It wasn’t Houck’s most dominant outing — 6.2 IP, 5 H, 3 R, 2 ER, 1 BB, 7 K — but he pitched into the seventh inning for the ninth time this year and kept Boston within striking distance to enable a dramatic, late-game comeback and eventual walk-off, all with the recently crowned NBA champion Celtics cheering from a suite down the right-field line.

With the extra rest and fueled by an energetic Fenway crowd that Cora described as the best home atmosphere since 2021, Houck showcased his best velocity of the seaso. His sinker touched a season-high 96.5 mph, with all three of his pitches sitting a tick or two hotter than his season averages. But as McGuire noted, Houck's ability to pitch deep into games is appreciated just as much as how his arsenal has leveled up.

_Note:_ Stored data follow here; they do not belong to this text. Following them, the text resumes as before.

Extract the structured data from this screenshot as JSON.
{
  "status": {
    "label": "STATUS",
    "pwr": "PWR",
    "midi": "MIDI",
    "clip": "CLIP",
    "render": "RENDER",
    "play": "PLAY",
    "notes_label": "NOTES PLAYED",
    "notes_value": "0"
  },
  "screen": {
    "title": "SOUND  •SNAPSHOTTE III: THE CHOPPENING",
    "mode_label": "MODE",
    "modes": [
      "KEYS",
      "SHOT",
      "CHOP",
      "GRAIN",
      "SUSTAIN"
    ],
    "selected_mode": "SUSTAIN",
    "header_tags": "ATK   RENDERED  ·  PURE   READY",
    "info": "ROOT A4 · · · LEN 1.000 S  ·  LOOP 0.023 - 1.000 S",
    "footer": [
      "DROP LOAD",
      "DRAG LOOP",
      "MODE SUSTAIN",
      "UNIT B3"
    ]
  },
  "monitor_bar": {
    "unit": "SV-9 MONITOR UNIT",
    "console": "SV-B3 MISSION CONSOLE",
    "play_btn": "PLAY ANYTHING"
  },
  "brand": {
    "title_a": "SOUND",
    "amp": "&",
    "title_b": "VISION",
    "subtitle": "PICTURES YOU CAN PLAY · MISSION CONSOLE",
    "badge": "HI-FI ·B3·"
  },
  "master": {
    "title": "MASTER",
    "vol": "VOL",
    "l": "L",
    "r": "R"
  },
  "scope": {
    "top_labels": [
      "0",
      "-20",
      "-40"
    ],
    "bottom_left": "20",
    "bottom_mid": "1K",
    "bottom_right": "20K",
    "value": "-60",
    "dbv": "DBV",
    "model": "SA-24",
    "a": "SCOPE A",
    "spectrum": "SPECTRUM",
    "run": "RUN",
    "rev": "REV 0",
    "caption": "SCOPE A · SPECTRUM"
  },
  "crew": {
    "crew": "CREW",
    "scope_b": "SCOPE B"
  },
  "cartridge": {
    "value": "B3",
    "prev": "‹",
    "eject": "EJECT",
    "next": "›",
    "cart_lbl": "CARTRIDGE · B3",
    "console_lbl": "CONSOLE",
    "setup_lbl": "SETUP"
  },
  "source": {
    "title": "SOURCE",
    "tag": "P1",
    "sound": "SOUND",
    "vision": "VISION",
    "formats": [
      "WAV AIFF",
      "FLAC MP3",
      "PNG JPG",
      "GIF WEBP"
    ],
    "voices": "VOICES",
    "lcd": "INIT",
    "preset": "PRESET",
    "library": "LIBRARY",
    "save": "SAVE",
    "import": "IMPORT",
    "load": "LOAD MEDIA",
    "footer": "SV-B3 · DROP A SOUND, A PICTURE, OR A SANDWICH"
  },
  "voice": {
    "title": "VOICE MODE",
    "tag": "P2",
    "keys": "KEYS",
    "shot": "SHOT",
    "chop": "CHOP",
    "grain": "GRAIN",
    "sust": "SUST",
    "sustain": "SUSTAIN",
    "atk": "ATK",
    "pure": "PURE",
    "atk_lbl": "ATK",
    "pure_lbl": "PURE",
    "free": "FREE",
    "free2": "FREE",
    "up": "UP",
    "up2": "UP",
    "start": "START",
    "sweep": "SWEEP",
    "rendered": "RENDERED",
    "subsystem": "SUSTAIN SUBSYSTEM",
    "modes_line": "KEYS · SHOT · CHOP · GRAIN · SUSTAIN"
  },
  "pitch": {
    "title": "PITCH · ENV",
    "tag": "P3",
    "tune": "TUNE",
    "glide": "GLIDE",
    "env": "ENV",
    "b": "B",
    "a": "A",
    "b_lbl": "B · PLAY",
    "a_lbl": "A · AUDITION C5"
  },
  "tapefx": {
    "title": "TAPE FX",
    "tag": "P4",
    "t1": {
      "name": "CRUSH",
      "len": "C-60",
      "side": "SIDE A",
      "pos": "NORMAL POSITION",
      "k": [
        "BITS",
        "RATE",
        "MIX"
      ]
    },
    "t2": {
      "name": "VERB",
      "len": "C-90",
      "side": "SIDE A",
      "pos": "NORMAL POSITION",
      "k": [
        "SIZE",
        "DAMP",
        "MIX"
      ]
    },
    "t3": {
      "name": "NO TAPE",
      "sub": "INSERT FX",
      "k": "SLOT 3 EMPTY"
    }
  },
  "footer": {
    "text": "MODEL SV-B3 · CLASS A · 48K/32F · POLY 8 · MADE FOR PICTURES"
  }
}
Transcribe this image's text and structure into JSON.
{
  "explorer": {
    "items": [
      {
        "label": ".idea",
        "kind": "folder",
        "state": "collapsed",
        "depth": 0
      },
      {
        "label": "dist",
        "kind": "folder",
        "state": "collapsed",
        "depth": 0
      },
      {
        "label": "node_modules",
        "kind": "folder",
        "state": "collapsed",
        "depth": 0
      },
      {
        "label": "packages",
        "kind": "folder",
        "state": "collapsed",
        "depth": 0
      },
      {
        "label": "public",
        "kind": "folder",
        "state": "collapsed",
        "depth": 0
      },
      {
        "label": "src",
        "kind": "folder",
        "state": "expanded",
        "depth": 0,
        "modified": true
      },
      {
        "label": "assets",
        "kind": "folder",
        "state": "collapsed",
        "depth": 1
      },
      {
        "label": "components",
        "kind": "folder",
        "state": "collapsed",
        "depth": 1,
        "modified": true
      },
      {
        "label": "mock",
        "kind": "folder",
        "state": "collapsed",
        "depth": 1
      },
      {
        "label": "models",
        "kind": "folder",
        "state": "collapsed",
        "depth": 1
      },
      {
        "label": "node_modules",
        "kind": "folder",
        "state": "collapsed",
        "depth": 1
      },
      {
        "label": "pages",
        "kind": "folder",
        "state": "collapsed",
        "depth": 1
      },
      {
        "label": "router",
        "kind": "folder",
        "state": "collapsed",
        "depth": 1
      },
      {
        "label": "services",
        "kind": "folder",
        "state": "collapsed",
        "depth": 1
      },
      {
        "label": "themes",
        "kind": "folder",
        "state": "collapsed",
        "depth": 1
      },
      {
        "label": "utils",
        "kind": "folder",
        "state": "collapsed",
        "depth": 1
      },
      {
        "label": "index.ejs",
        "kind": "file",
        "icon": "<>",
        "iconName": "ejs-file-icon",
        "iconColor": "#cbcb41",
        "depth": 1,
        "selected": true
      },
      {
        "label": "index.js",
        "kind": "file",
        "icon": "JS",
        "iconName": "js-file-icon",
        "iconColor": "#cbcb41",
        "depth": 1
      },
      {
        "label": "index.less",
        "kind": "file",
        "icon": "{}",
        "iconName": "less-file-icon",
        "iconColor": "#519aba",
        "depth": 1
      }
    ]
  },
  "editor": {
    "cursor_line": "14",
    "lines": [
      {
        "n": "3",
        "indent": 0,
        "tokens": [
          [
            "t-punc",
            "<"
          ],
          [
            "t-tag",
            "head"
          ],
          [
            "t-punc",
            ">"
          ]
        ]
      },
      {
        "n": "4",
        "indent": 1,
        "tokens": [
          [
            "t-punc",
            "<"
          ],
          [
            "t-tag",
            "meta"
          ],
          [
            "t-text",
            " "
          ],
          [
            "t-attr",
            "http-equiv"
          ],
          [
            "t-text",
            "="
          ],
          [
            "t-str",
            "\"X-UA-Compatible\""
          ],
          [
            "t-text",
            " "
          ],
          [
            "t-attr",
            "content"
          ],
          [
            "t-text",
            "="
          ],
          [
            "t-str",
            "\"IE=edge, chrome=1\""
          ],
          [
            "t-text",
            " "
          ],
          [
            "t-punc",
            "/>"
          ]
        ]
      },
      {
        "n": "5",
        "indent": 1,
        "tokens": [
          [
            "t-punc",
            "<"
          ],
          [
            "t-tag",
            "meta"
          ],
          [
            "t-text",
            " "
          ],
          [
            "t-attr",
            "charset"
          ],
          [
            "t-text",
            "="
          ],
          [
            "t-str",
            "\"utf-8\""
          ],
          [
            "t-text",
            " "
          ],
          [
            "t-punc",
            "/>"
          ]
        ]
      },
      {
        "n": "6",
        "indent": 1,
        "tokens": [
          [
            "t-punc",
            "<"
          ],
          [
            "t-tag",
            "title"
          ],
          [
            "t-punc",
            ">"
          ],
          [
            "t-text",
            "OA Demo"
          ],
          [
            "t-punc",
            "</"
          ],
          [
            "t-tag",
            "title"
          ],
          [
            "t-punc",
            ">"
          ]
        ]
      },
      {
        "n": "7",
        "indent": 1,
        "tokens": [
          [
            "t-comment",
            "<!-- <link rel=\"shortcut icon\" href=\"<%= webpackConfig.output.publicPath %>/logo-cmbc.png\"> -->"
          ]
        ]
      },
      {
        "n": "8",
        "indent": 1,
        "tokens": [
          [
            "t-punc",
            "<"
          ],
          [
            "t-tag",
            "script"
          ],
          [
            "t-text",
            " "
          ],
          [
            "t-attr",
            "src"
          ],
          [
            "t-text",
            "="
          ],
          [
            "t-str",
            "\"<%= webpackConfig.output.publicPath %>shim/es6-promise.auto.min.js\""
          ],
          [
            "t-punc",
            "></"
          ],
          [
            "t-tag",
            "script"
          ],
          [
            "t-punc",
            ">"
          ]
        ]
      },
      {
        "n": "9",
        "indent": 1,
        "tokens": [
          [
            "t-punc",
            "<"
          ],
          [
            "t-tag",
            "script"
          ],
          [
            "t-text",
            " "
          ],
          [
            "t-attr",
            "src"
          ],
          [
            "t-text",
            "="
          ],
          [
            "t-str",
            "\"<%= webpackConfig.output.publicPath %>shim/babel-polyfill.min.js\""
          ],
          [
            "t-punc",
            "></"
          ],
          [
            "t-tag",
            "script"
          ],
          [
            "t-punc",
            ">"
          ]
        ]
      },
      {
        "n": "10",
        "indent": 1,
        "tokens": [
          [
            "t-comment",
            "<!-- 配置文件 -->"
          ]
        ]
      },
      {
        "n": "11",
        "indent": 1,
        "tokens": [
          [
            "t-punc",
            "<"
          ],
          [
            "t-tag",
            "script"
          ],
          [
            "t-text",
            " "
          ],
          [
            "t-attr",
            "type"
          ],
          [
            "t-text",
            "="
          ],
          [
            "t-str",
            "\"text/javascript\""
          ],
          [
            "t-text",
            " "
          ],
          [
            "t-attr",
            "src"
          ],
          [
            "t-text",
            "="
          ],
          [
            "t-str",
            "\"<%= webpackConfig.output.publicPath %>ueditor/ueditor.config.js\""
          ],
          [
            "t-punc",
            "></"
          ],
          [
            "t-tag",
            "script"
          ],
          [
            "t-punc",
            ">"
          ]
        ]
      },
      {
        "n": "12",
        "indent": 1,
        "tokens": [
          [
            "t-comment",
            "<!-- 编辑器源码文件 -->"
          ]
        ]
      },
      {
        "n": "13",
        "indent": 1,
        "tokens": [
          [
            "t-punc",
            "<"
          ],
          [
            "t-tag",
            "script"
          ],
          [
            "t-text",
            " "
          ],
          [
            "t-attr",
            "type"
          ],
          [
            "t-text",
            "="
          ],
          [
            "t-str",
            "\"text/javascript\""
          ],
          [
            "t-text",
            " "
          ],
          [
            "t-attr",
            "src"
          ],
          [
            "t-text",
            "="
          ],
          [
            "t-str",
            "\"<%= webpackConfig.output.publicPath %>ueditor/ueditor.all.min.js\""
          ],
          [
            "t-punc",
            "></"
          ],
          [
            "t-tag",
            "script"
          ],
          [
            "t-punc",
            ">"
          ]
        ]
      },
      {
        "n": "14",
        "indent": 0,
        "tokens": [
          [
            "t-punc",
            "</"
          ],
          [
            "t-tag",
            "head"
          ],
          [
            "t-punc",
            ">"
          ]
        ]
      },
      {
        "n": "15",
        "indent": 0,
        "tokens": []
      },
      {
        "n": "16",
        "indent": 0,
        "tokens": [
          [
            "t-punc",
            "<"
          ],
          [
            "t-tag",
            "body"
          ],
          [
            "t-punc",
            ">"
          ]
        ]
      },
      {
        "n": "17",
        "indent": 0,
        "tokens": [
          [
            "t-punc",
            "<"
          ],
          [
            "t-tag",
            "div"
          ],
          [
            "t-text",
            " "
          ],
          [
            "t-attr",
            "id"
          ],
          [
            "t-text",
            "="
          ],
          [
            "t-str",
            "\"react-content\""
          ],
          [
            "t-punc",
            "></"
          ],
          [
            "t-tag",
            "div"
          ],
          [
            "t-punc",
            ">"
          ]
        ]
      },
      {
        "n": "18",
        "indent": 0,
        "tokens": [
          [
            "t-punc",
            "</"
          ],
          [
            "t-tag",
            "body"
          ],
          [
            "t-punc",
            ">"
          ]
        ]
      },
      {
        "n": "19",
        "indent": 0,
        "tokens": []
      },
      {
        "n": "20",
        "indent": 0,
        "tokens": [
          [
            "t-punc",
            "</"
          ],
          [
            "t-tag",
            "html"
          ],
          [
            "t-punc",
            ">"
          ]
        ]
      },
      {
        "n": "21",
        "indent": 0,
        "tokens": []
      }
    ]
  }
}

“I think that's the best part about Tanner is that he's also getting deeper into games,” McGuire said. “They know how nasty his stuff is, and so a lot of times the opposing lineups are trying to swing at the first pitch or two because they know he's got the wipeout stuff later on. They're trying to jump on him early, but that can also work into our favor where he's getting quick outs.”

With his newfound avoidance of free passes and ability to collect outs via both whiffs and weak contact, Houck’s efficiency has skyrocketed. Only Mariners right-hander Logan Gilbert has pitched deeper into games on average this season. The 103 1/3 innings Houck has racked up through 16 starts have nearly matched his workload from last year (106 innings over 21 outings).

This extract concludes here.